Beim Recy­cling­hof reagie­ren sie zurück­hal­tend. “Geno­zid? Wir sind hier nur für Pes­ti­zid zustän­dig. Außer­dem, was mei­nen Sie damit? Wo gibt’s denn so was?” “Ich weiß auch nicht, wie der in mei­ne Küche gera­ten ist!” “Soll­ten Sie womög­lich not­wen­di­ge Ver­tei­di­gungs­maß­nah­men als Völ­ker­mord bezeich­nen, so müss­te ich Sie wegen Ver­leum­dung anzei­gen.” “Da habe ich mich viel­leicht falsch aus­ge­drückt … es ist nur wegen der vie­len toten Kin­der …” “Wenn es sich um Tote han­delt, müs­sen Sie sich an den Fried­hof wen­den!” “Ah, gute Idee.”

Ich rufe aber nicht gleich beim Fried­hof an. Das Gespräch hat mich erschöpft. Die Dose steht jetzt auf dem Küchen­tisch, noch immer in das Geschirr­tuch gewi­ckelt. Wie konn­te sich so eine harm­lo­se Nürn­ber­ger Leb­ku­chen Dose in einen Kriegs­schau­platz ver­wan­deln? Und war­um ist die­ser Völ­ker­mord aus­ge­rech­net zu mir gekom­men? Oder haben alle so eine Dose zu Hause?

Schließ­lich rufe ich beim größ­ten Fried­hof der Stadt an. “Ich habe ein … etwas unge­wöhn­li­ches Pro­blem … also, ich habe hier meh­re­re Tote.” “Meh­re­re Tote?”, fragt die Frau ent­setzt. “Ein Ver­kehrs­un­fall?
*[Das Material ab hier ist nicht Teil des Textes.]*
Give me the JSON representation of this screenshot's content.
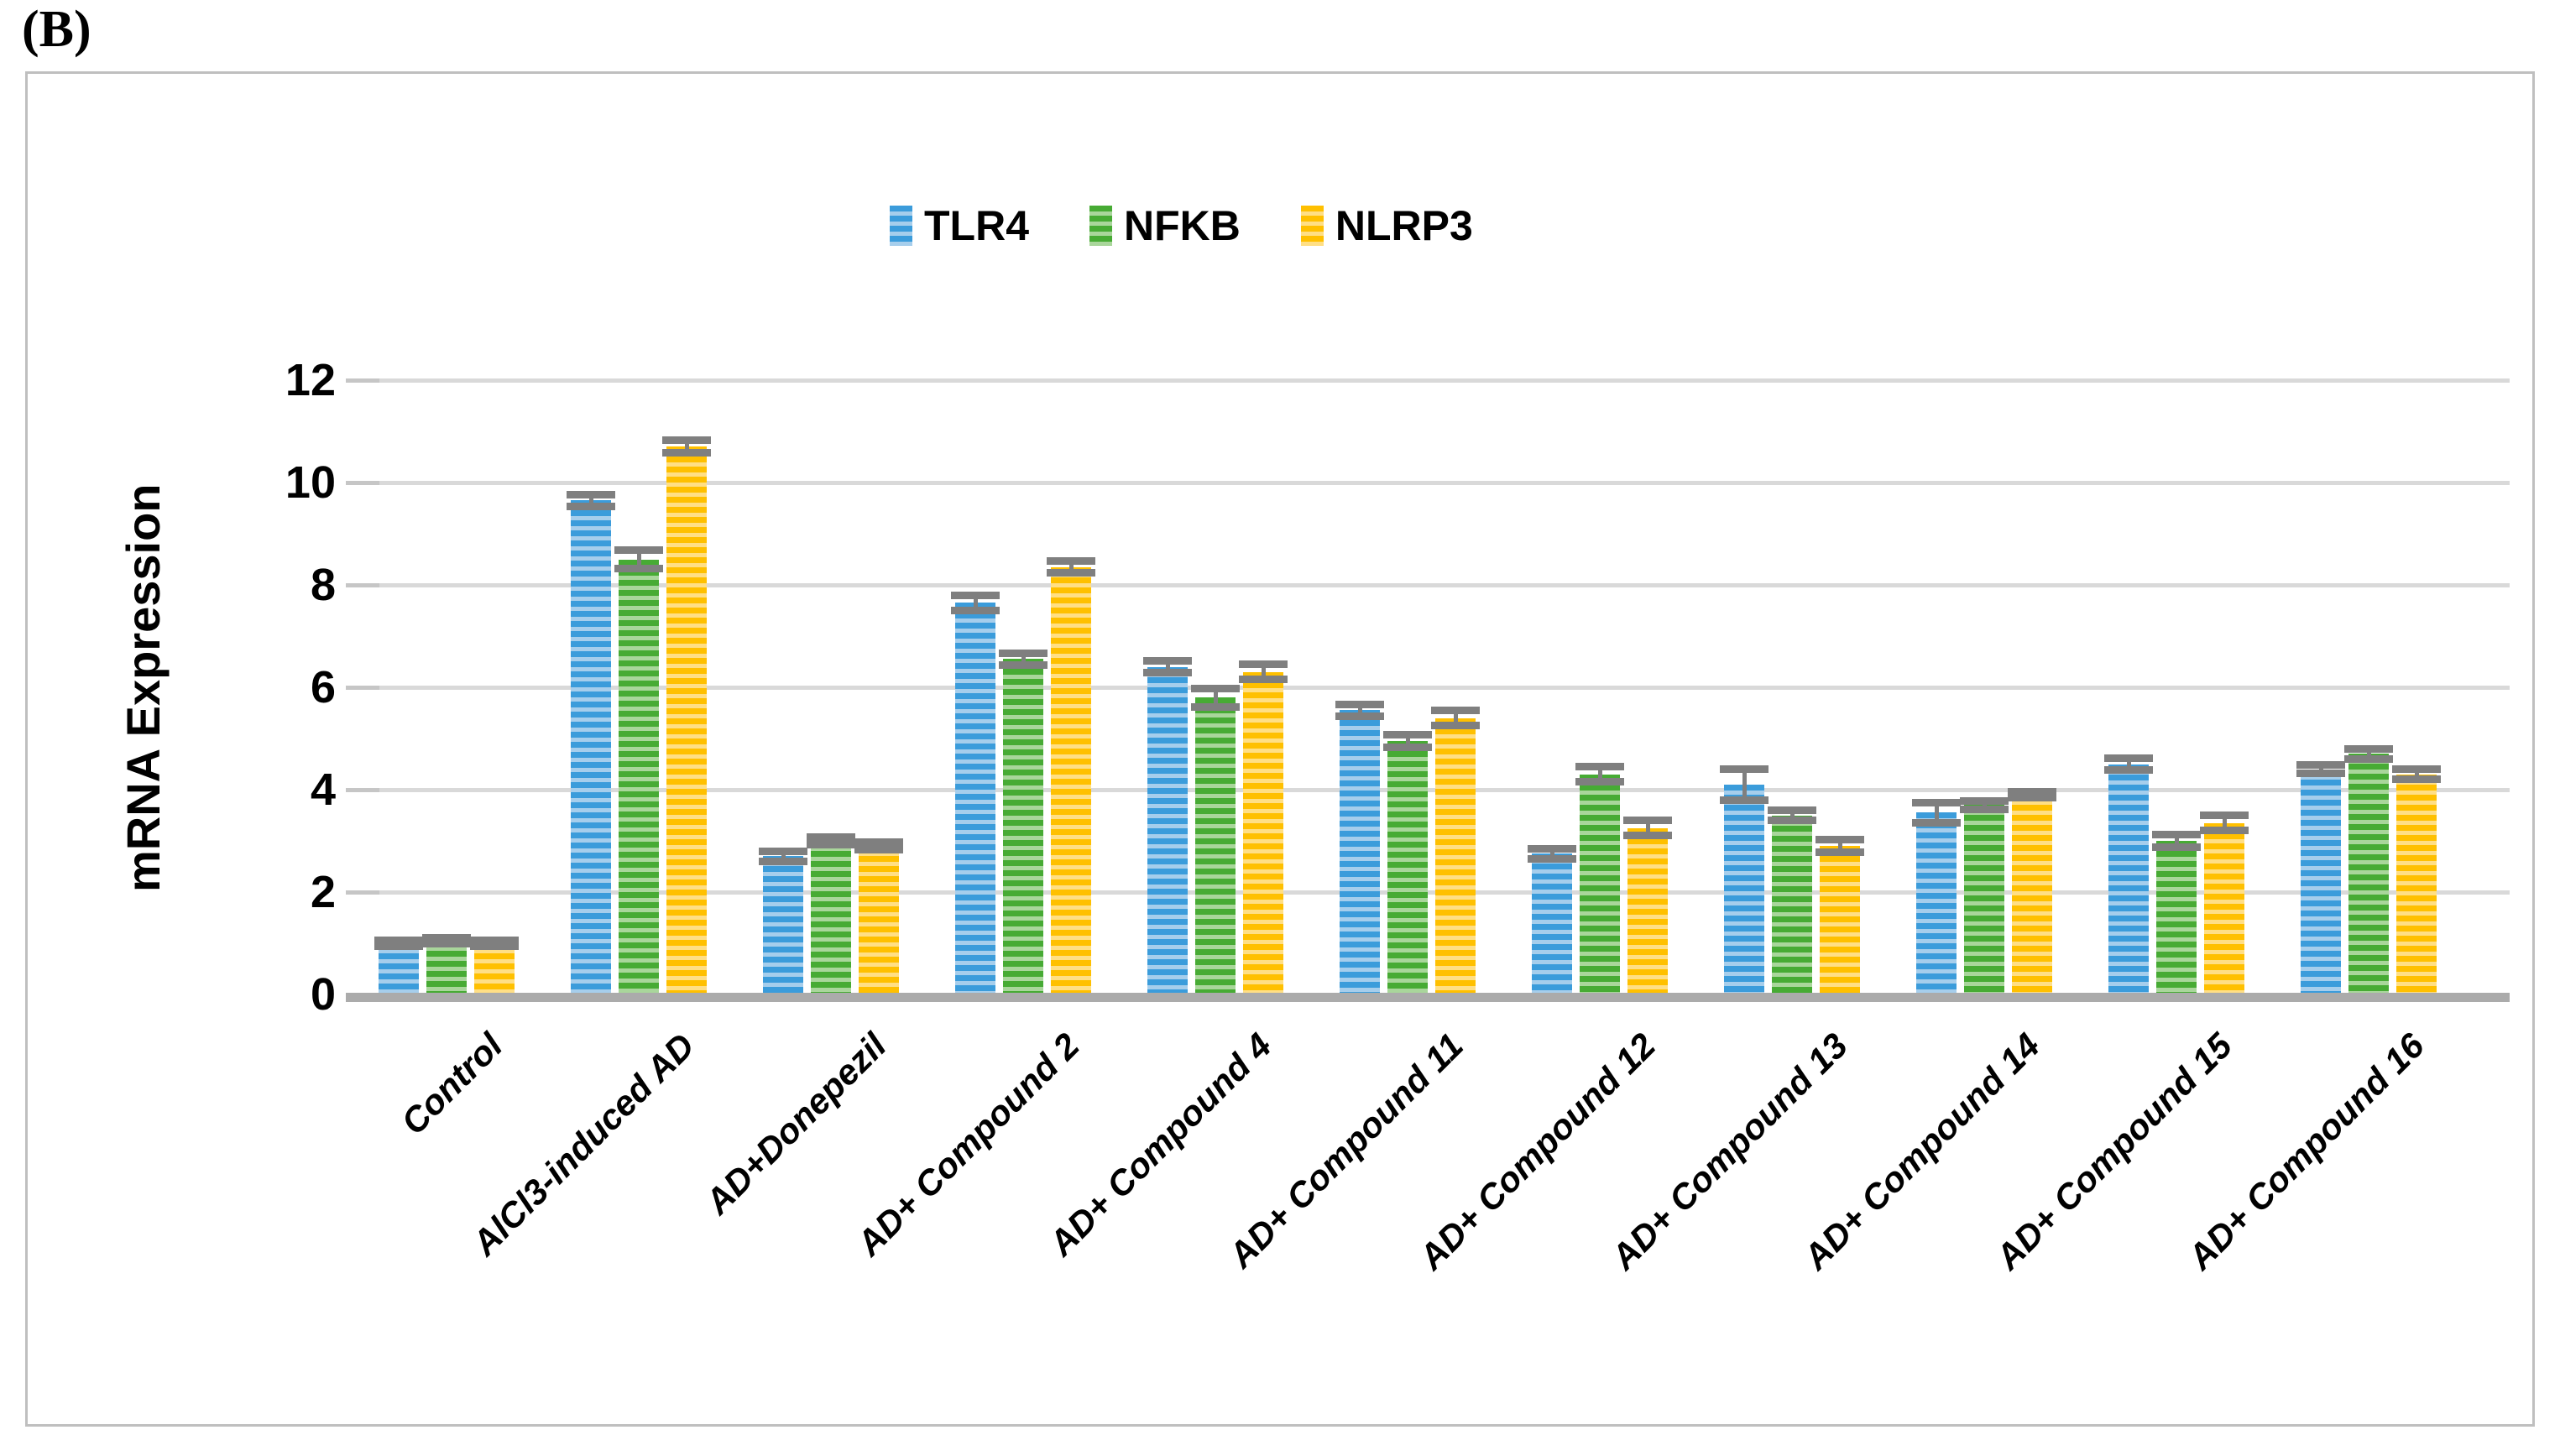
{
  "panel_label": "(B)",
  "chart_data": {
    "type": "bar",
    "title": "",
    "ylabel": "mRNA Expression",
    "xlabel": "",
    "ylim": [
      0,
      12
    ],
    "yticks": [
      0,
      2,
      4,
      6,
      8,
      10,
      12
    ],
    "grid": true,
    "legend_position": "top-center",
    "legend": [
      "TLR4",
      "NFKB",
      "NLRP3"
    ],
    "categories": [
      "Control",
      "AlCl3-induced AD",
      "AD+Donepezil",
      "AD+ Compound 2",
      "AD+ Compound 4",
      "AD+ Compound 11",
      "AD+ Compound 12",
      "AD+ Compound 13",
      "AD+ Compound 14",
      "AD+ Compound 15",
      "AD+ Compound 16"
    ],
    "series": [
      {
        "name": "TLR4",
        "color_dark": "#3B9CDB",
        "color_light": "#A6CEEC",
        "values": [
          1.0,
          9.65,
          2.7,
          7.65,
          6.4,
          5.55,
          2.75,
          4.1,
          3.55,
          4.5,
          4.4
        ],
        "errors": [
          0.05,
          0.12,
          0.1,
          0.15,
          0.12,
          0.12,
          0.1,
          0.3,
          0.2,
          0.12,
          0.08
        ]
      },
      {
        "name": "NFKB",
        "color_dark": "#47AB34",
        "color_light": "#A9D69B",
        "values": [
          1.05,
          8.5,
          3.0,
          6.55,
          5.8,
          4.95,
          4.3,
          3.5,
          3.7,
          3.0,
          4.7
        ],
        "errors": [
          0.05,
          0.18,
          0.08,
          0.12,
          0.18,
          0.12,
          0.15,
          0.1,
          0.08,
          0.12,
          0.1
        ]
      },
      {
        "name": "NLRP3",
        "color_dark": "#FFC000",
        "color_light": "#FFDF85",
        "values": [
          1.0,
          10.7,
          2.9,
          8.35,
          6.3,
          5.4,
          3.25,
          2.9,
          3.9,
          3.35,
          4.3
        ],
        "errors": [
          0.05,
          0.12,
          0.08,
          0.12,
          0.15,
          0.15,
          0.15,
          0.12,
          0.06,
          0.15,
          0.1
        ]
      }
    ],
    "error_bar_color": "#7F7F7F",
    "gridline_color": "#D9D9D9",
    "axis_line_color": "#ABABAB",
    "figure_border_color": "#BFBFBF"
  }
}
Ich hab gar nichts in der Zei­tung gele­sen.” “In der Zei­tung steht auch nicht so viel von die­sen Toten. Es sind aber vie­le. Vor ein paar Mona­ten waren es 40.000. Danach haben sie, glau­be ich, mit dem Zäh­len auf­ge­hört.” “40.000? Sind Sie ver­rückt? Das sind viel zu vie­le für das Stadt­ge­biet Bremen.”